Page 44 of Confessions
“Promise me you won’t call.”
“Tonight,” she replied, as the boys clambered down from the table and hurried out the back do
or. Despite the first drops of rain falling from the sky, they climbed on their bikes and headed toward the sitter’s home to wait for the bus.
Nadine cleared the dishes and stacked them in the sink. John was becoming more and more defiant. Until this point, she’d been lenient with him, convinced that she couldn’t come down on him too hard or he’d want to live with Sam. He couldn’t, of course—she had custody. But Sam had been making noise about wanting more time with the boys and if he went to court again and John pleaded to live with his father... “What a mess!”

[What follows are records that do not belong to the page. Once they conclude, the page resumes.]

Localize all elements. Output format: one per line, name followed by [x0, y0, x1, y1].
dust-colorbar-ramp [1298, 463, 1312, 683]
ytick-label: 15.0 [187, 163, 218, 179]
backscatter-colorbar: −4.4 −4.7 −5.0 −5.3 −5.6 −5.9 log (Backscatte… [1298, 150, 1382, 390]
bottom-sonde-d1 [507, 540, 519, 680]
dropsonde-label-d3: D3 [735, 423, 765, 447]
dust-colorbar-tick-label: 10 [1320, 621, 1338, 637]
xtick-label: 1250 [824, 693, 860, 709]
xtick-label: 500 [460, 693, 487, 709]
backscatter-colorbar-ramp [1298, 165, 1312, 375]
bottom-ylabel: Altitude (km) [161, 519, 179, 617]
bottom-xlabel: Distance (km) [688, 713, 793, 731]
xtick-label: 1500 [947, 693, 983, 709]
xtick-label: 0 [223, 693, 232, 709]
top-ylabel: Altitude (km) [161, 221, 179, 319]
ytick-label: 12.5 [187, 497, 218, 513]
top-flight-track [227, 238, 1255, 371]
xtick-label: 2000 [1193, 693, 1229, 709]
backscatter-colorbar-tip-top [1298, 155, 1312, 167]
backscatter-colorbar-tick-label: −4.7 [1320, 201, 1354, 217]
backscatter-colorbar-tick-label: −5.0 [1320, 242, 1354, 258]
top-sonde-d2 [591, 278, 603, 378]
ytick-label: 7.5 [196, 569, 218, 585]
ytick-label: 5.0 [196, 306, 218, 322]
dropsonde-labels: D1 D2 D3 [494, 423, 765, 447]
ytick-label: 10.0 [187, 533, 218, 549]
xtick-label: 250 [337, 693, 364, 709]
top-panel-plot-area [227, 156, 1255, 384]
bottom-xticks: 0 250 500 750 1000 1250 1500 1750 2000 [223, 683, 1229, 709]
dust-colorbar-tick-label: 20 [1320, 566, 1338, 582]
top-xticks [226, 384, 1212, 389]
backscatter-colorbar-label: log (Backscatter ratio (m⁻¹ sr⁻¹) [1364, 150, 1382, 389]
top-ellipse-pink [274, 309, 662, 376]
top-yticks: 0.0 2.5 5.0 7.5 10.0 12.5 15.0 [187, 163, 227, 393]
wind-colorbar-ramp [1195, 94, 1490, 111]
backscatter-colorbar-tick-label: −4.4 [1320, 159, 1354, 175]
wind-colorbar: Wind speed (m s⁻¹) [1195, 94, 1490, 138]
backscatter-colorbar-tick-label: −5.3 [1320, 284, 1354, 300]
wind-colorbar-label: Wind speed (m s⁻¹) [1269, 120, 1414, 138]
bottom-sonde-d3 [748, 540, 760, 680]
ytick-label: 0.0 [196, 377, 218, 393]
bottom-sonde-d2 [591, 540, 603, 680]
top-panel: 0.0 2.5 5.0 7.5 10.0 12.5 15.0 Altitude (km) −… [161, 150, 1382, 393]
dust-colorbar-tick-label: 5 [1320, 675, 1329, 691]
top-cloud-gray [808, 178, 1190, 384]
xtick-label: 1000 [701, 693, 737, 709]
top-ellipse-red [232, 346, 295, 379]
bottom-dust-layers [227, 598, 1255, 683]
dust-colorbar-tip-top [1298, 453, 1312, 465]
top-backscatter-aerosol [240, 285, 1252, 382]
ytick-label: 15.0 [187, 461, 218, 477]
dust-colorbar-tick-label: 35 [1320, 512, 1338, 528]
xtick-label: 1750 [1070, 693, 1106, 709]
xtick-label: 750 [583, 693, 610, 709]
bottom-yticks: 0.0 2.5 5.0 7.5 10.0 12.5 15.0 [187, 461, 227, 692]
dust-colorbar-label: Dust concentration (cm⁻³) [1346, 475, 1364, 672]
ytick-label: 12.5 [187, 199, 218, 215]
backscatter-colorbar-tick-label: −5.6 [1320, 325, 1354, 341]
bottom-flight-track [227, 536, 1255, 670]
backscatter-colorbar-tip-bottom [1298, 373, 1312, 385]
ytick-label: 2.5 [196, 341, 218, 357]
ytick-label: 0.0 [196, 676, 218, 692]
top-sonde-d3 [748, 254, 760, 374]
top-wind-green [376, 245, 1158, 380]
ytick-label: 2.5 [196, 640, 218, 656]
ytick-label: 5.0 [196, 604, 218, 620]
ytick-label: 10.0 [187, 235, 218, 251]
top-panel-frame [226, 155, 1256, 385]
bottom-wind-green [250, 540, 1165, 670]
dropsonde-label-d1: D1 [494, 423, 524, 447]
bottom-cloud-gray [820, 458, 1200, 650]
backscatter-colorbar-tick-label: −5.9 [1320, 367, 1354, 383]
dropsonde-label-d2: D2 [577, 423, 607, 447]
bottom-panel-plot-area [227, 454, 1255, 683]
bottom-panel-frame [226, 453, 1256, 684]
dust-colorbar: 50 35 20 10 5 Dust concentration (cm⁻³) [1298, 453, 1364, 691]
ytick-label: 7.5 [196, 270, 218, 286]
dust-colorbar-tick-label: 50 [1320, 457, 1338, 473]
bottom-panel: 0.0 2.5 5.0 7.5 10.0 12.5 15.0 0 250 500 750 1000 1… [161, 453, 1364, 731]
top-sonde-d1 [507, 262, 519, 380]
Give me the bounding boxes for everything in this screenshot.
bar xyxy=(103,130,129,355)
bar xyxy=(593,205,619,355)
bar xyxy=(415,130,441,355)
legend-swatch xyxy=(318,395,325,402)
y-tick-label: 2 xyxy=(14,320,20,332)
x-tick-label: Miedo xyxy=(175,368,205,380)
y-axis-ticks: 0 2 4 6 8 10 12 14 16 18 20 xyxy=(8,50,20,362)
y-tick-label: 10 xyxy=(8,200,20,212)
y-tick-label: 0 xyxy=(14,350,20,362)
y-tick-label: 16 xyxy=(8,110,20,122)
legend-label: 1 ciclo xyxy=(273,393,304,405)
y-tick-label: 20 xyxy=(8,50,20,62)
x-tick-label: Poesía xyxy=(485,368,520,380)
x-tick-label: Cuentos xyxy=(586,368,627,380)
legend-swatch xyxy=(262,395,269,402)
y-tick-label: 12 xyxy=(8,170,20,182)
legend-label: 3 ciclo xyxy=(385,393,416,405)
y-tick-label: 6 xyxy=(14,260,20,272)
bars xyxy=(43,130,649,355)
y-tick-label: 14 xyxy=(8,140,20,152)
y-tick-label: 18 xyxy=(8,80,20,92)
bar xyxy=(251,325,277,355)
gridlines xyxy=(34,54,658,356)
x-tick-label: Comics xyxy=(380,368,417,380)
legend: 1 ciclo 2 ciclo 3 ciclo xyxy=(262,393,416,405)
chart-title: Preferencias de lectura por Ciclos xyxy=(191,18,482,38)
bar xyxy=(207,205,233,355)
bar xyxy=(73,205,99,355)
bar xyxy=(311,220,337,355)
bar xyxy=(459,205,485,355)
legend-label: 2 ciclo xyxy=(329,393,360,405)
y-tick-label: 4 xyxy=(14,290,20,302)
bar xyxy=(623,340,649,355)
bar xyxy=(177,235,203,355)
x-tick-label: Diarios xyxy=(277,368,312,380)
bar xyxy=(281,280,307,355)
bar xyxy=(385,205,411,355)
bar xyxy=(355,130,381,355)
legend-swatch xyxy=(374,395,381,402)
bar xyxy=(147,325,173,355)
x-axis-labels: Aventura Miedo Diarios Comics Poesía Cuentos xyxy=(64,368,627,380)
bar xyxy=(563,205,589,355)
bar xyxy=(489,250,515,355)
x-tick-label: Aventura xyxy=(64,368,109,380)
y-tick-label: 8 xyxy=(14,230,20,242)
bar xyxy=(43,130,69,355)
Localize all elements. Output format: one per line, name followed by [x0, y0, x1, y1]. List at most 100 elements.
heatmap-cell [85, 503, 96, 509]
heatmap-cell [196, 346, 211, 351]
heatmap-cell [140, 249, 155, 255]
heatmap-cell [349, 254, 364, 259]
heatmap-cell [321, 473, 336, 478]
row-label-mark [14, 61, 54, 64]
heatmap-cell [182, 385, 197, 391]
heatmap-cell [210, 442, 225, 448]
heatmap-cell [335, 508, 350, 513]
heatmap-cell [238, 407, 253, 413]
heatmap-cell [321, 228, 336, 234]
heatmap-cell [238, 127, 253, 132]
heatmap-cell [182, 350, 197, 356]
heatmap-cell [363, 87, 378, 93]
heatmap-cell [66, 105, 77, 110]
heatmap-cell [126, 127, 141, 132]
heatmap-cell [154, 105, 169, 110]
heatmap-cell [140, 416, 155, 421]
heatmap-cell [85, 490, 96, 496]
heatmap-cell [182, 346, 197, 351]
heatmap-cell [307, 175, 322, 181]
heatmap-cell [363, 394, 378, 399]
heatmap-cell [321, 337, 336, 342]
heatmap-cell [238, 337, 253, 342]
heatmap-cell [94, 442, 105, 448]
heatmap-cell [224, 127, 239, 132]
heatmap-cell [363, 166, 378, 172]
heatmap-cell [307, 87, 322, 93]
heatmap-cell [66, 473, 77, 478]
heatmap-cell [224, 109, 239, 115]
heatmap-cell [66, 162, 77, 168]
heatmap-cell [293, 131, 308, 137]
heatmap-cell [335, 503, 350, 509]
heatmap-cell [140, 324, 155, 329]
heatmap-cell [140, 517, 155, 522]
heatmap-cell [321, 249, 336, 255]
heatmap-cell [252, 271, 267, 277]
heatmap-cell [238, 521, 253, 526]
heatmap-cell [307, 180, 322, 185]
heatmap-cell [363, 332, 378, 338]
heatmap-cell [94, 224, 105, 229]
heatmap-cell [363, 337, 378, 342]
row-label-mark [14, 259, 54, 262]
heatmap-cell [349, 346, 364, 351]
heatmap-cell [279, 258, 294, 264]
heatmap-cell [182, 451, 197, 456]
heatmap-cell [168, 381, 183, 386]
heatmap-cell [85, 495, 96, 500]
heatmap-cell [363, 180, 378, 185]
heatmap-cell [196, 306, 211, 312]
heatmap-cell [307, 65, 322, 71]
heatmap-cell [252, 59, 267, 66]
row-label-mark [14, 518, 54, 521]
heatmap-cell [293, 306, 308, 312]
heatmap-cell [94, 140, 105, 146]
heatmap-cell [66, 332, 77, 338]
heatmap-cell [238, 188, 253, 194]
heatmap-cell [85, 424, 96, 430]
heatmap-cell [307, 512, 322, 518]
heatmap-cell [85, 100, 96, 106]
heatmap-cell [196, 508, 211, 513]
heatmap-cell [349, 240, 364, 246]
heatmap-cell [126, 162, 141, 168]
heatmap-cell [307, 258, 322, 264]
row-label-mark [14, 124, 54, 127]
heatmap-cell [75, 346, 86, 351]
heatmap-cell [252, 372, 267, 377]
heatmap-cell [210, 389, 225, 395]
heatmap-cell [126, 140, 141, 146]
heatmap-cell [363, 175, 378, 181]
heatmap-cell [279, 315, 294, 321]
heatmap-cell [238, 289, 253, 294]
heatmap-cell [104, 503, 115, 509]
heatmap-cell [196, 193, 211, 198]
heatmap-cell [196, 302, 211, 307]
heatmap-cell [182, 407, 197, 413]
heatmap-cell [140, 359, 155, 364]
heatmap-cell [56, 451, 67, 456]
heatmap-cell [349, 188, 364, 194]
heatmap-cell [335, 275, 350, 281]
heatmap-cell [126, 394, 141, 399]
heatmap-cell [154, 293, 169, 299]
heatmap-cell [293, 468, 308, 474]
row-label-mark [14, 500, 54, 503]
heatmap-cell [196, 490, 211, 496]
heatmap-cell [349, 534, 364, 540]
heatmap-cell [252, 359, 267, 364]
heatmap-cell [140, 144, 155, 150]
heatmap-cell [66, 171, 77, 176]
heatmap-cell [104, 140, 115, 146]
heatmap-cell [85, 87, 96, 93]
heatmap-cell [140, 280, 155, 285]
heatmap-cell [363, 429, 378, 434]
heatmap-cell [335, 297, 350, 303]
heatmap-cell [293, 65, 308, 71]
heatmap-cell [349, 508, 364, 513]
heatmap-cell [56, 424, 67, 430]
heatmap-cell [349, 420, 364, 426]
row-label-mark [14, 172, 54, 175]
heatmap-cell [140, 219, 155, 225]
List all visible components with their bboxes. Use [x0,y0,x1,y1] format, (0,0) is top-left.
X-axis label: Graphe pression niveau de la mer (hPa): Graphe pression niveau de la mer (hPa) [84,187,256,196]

She’d have it out with John tonight and lay down the law. If he brought up living with his father again, then she’d deal with it. Hopefully it wouldn’t come to that.
She placed a call to the school asking for a conference with John’s teacher, then started collecting her cleaning supplies. Before she could concentrate on her son, she had to spend the day dealing with Hayden.
She passed by the small room that had been the pantry and she frowned. Inside, the shelves were filled with scraps of leather, buttons, paint and beads. In her spare time she created earrings and pins, hair clips, studded jackets and even tie-dyed shirts, whimsical designs of her own making; she’d begun to sell some of her work and had orders stacking up for more of her “wearable art.” But lately it seemed that she didn’t have an extra five minutes in each day, and she needed to devote hours to her craft if she ever wanted to make enough money from it to support herself and the boys.
“Someday,” she told herself as she shut the pantry door and picked up her bucket of soaps and waxes.
She climbed into her old Nova, sent up a prayer that it wouldn’t die and smiled wretchedly as the engine turned over on the first try. Wheeling out of the drive, she turned toward the north shore of the lake.
And Hayden.
Chapter Seven
HAYDEN’S JEEP, THE one Nadine had seen when she’d left yesterday, wasn’t parked in the drive. Though the electronic gates were open, there was neither hide nor hair of him on the grounds. She knocked on the door, and when she didn’t get a response, let herself in with the key she’d received from Bradworth.
“Hayden?” she called, and his name echoed back to her through the empty rooms. Strangely, she felt more alone in the house today than she had yesterday. She observed evidence that he’d been in the house. Drink glasses had been left in the den beside an opened bottle of Irish whiskey, a sleeping bag had been tossed across the top of the huge bed in the master suite and the shower stall was still wet with drips of water. She swiped at the shower sides with a towel and wondered how long he planned to camp out here. A couple of days? A week? A month? As long as it took to sell the place? Not that it mattered, she reminded herself.
Chasing wayward thoughts of Hayden from her mind, she spent three hours on the second floor, sweeping away cobwebs, cleaning two fireplaces and polishing the floors while she washed all the bedding she’d found in the closets. She plumped and aired out pillows and kept notes of repairs that were needed, from the leaky faucet in one of the bathrooms to the gutters that were overflowing with pine needles and downspouts that were clogged and rusted.
She also created a list of supplies and was oiling the banister leading to the first floor when the front door opened and a rush of winter-cold air swept up the stairs. Startled, Nadine nearly jumped out of her skin.
Hayden, carrying two sacks of groceries, strode into the foyer and stared up to the landing where she was working. His gaze was cold as a glacier in January. “You lied,” he said, his lips white with rage.
“I...what?”
“You lied to me!”
“I didn’t—”
He dropped the bags and took the stairs two at a time to loom over her. She felt as if she were stripped bare. “I don’t know what you’re raving about, but you scared the devil out of me just now,” she said, feeling color stain her cheeks. “I didn’t hear your car—”
Grabbing her wrist, he said, “I think the devil’s still in you, woman.”
“You’re talking in circles.”
“You’re not married,” he said flatly, and she stiffened. His gaze raked down her body to glance at her left hand, which was covered with a latex glove.
So that was it. She braced herself. “Not anymore. But I never said I was married,” she replied hotly. “You jumped to conclusions.”
“Then what was all that talk about your husband not minding if I stayed for dinner?” His nostrils flared in suppressed rage and his lips tightened in silent fury.
“He wouldn’t.”
“Of course he wouldn’t!” Hayden whispered hoarsely, his face pushed so close to hers that she could see the movement of his nostrils as he breathed. “He walked out on you two years ago.”
“I don’t see that it’s any business of yours—oh!” He jerked her roughly to him. He was so close that a wave of his breath, hot and angry, fanned against her skin.
“I don’t give a good goddamn whether you’re single, married or a bigamist,” he snarled, his nose nearly touching hers. “But, as long as you’re working for me, I expect you to be honest.”
Her temper grew hot. “You’re a fine one to talk of honesty, Hayden!”